Kemalbay, şöyle devam etti: “Yine böyle bir fezleke de Grup Başkan Vekilimiz İdris Baluken için düzenlenmiştir. Bu fezlekede iddiaya göre İdris Baluken’in Twitter hesabı üzerinden korucuları tehdit ettiği iddia edilmektedir. Ama o tarihte İdris Baluken’in Twitter hesabından böyle bir tweet atılmadığı tespit edilmiştir. Fakat hiç önemli değil, bu dosyadan İdris Baluken aylardır içeride yatmaktadır.
"Bugün bu ülkede, cezaevlerinde anneleriyle birlikte yaşayan 560 çocuk var.

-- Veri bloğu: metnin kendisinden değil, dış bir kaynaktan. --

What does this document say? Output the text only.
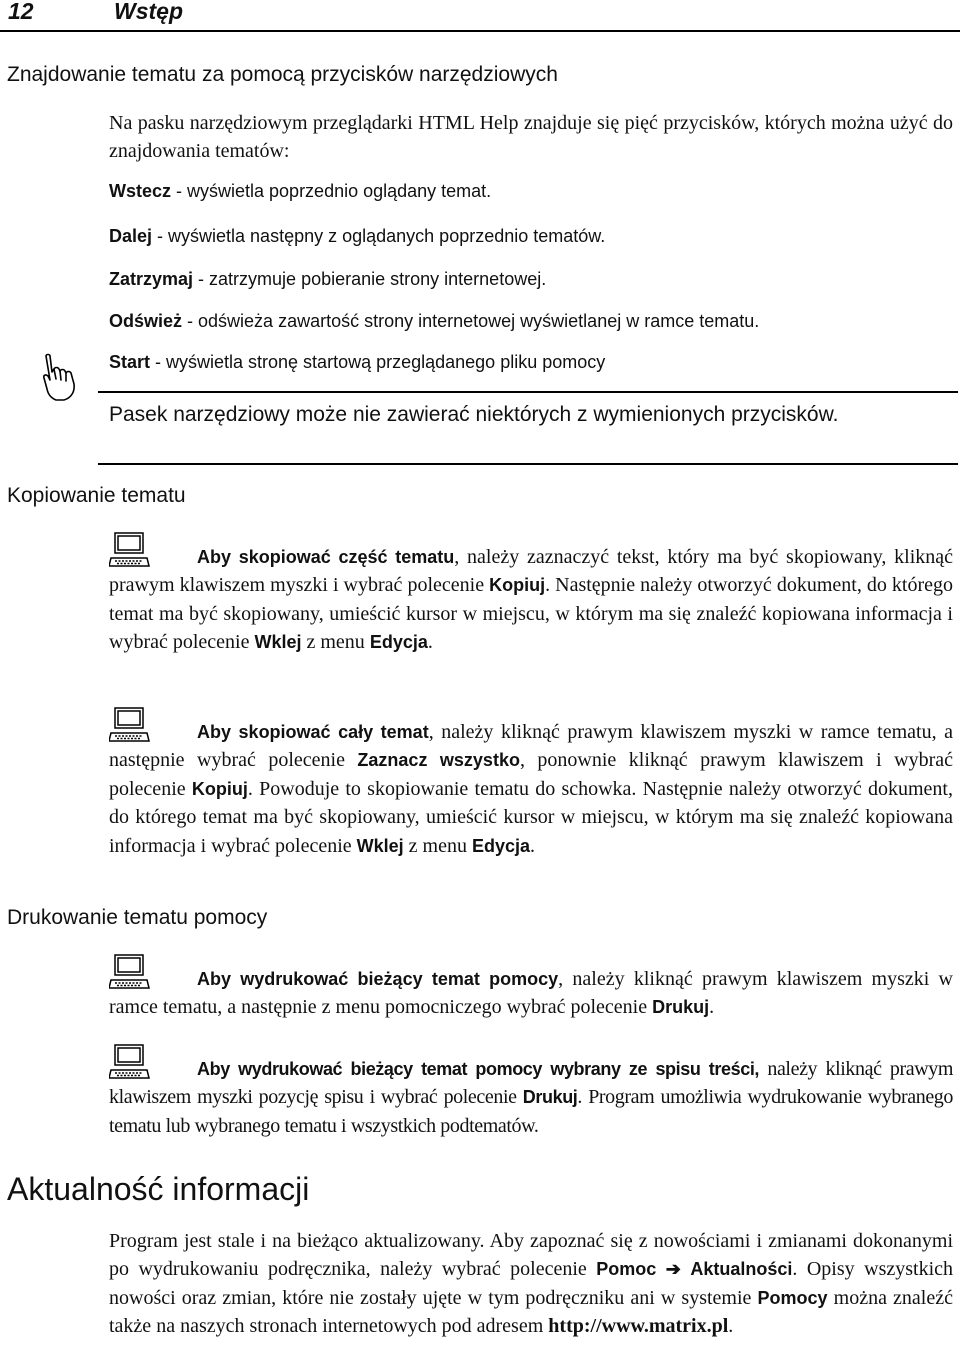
12	Wstęp
Znajdowanie tematu za pomocą przycisków narzędziowych
Na pasku narzędziowym przeglądarki HTML Help znajduje się pięć przycisków, których można użyć do znajdowania tematów:
Wstecz - wyświetla poprzednio oglądany temat.
Dalej - wyświetla następny z oglądanych poprzednio tematów.
Zatrzymaj - zatrzymuje pobieranie strony internetowej.
Odśwież - odświeża zawartość strony internetowej wyświetlanej w ramce tematu.
Start - wyświetla stronę startową przeglądanego pliku pomocy
Pasek narzędziowy może nie zawierać niektórych z wymienionych przycisków.
Kopiowanie tematu
Aby skopiować część tematu, należy zaznaczyć tekst, który ma być skopiowany, kliknąć prawym klawiszem myszki i wybrać polecenie Kopiuj. Następnie należy otworzyć dokument, do którego temat ma być skopiowany, umieścić kursor w miejscu, w którym ma się znaleźć kopiowana informacja i wybrać polecenie Wklej z menu Edycja.
Aby skopiować cały temat, należy kliknąć prawym klawiszem myszki w ramce tematu, a następnie wybrać polecenie Zaznacz wszystko, ponownie kliknąć prawym klawiszem i wybrać polecenie Kopiuj. Powoduje to skopiowanie tematu do schowka. Następnie należy otworzyć dokument, do którego temat ma być skopiowany, umieścić kursor w miejscu, w którym ma się znaleźć kopiowana informacja i wybrać polecenie Wklej z menu Edycja.
Drukowanie tematu pomocy
Aby wydrukować bieżący temat pomocy, należy kliknąć prawym klawiszem myszki w ramce tematu, a następnie z menu pomocniczego wybrać polecenie Drukuj.
Aby wydrukować bieżący temat pomocy wybrany ze spisu treści, należy kliknąć prawym klawiszem myszki pozycję spisu i wybrać polecenie Drukuj. Program umożliwia wydrukowanie wybranego tematu lub wybranego tematu i wszystkich podtematów.
Aktualność informacji
Program jest stale i na bieżąco aktualizowany. Aby zapoznać się z nowościami i zmianami dokonanymi po wydrukowaniu podręcznika, należy wybrać polecenie Pomoc ➔ Aktualności. Opisy wszystkich nowości oraz zmian, które nie zostały ujęte w tym podręczniku ani w systemie Pomocy można znaleźć także na naszych stronach internetowych pod adresem http://www.matrix.pl.
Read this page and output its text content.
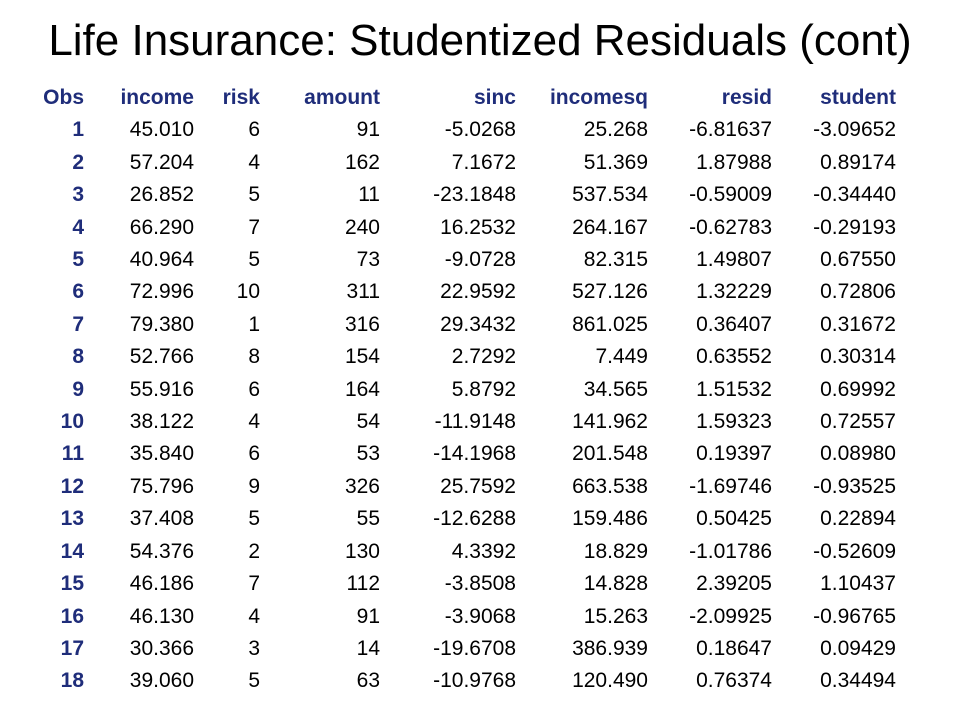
Life Insurance: Studentized Residuals (cont)
Obs	income	risk	amount	sinc	incomesq	resid	student
1	45.010	6	91	-5.0268	25.268	-6.81637	-3.09652
2	57.204	4	162	7.1672	51.369	1.87988	0.89174
3	26.852	5	11	-23.1848	537.534	-0.59009	-0.34440
4	66.290	7	240	16.2532	264.167	-0.62783	-0.29193
5	40.964	5	73	-9.0728	82.315	1.49807	0.67550
6	72.996	10	311	22.9592	527.126	1.32229	0.72806
7	79.380	1	316	29.3432	861.025	0.36407	0.31672
8	52.766	8	154	2.7292	7.449	0.63552	0.30314
9	55.916	6	164	5.8792	34.565	1.51532	0.69992
10	38.122	4	54	-11.9148	141.962	1.59323	0.72557
11	35.840	6	53	-14.1968	201.548	0.19397	0.08980
12	75.796	9	326	25.7592	663.538	-1.69746	-0.93525
13	37.408	5	55	-12.6288	159.486	0.50425	0.22894
14	54.376	2	130	4.3392	18.829	-1.01786	-0.52609
15	46.186	7	112	-3.8508	14.828	2.39205	1.10437
16	46.130	4	91	-3.9068	15.263	-2.09925	-0.96765
17	30.366	3	14	-19.6708	386.939	0.18647	0.09429
18	39.060	5	63	-10.9768	120.490	0.76374	0.34494
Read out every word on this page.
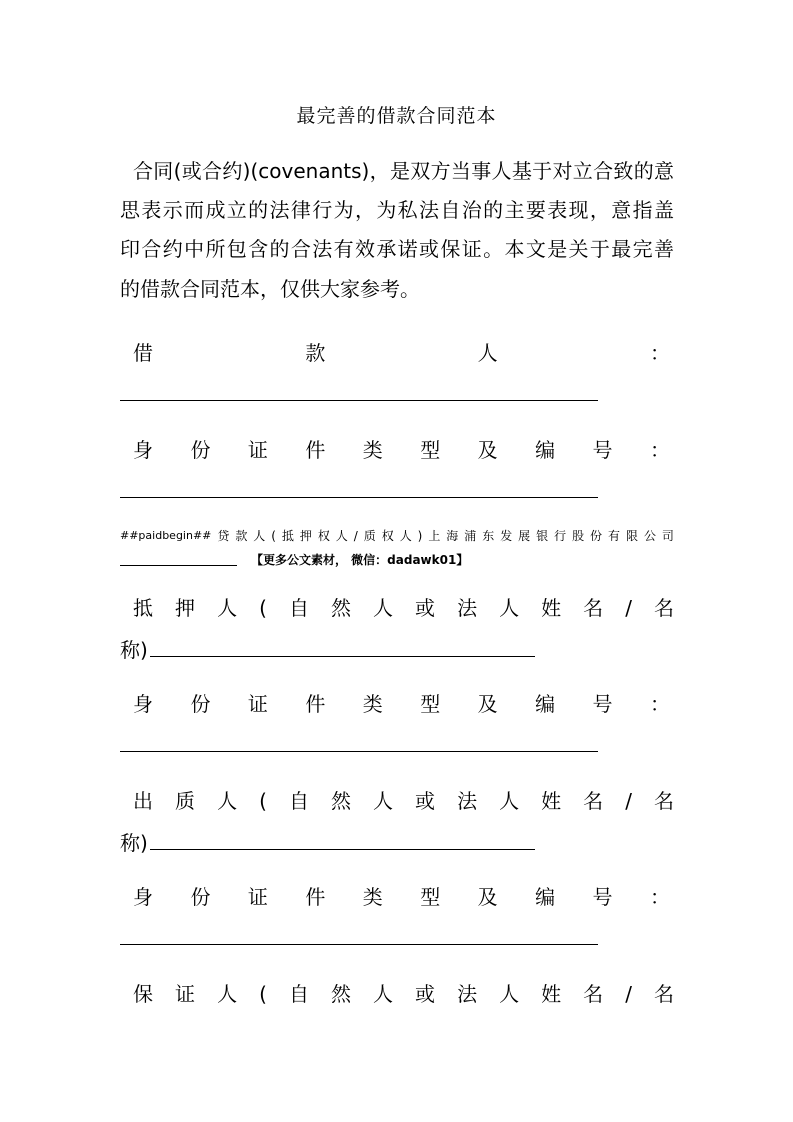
最完善的借款合同范本
合同(或合约)(covenants)，是双方当事人基于对立合致的意
思表示而成立的法律行为，为私法自治的主要表现，意指盖
印合约中所包含的合法有效承诺或保证。本文是关于最完善
的借款合同范本，仅供大家参考。
借	款	人	：
身 份 证 件 类 型 及 编 号 ：
##paidbegin## 贷 款 人 ( 抵 押 权 人 / 质 权 人 ) 上 海 浦 东 发 展 银 行 股 份 有 限 公 司
【更多公文素材， 微信：dadawk01】
抵 押 人 ( 自 然 人 或 法 人 姓 名 / 名
称)
身 份 证 件 类 型 及 编 号 ：
出 质 人 ( 自 然 人 或 法 人 姓 名 / 名
称)
身 份 证 件 类 型 及 编 号 ：
保 证 人 ( 自 然 人 或 法 人 姓 名 / 名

Bu sayı birkaç gün sonra 561 olacak, çünkü cezaevinde tutulan Muş Milletvekilimiz Burcu Çelik, 3 yaşındaki çocuğunu yanına almak için başvuruda bulundu. Yüzlerce çocuk anneleriyle hapis hayatı yaşarken, yaşıtları gibi saklambaç, körebe, sek sek, yakan top oynayamazken, ondan çok daha fazlası da evlerinde, annelerinin cezaevinden çıkmasını hasretle bekliyor. İşte AKP Genel Başkanı Recep Tayyip Erdoğan’ın, Pazar günü AKP kongresinde söylediği 'OHAL kalkmayacak' ülkesinde bir manzara da budur. Bu nerede yaşanıyor, Damat Kavurmacı’nın serbest bırakıldığı ülkede.”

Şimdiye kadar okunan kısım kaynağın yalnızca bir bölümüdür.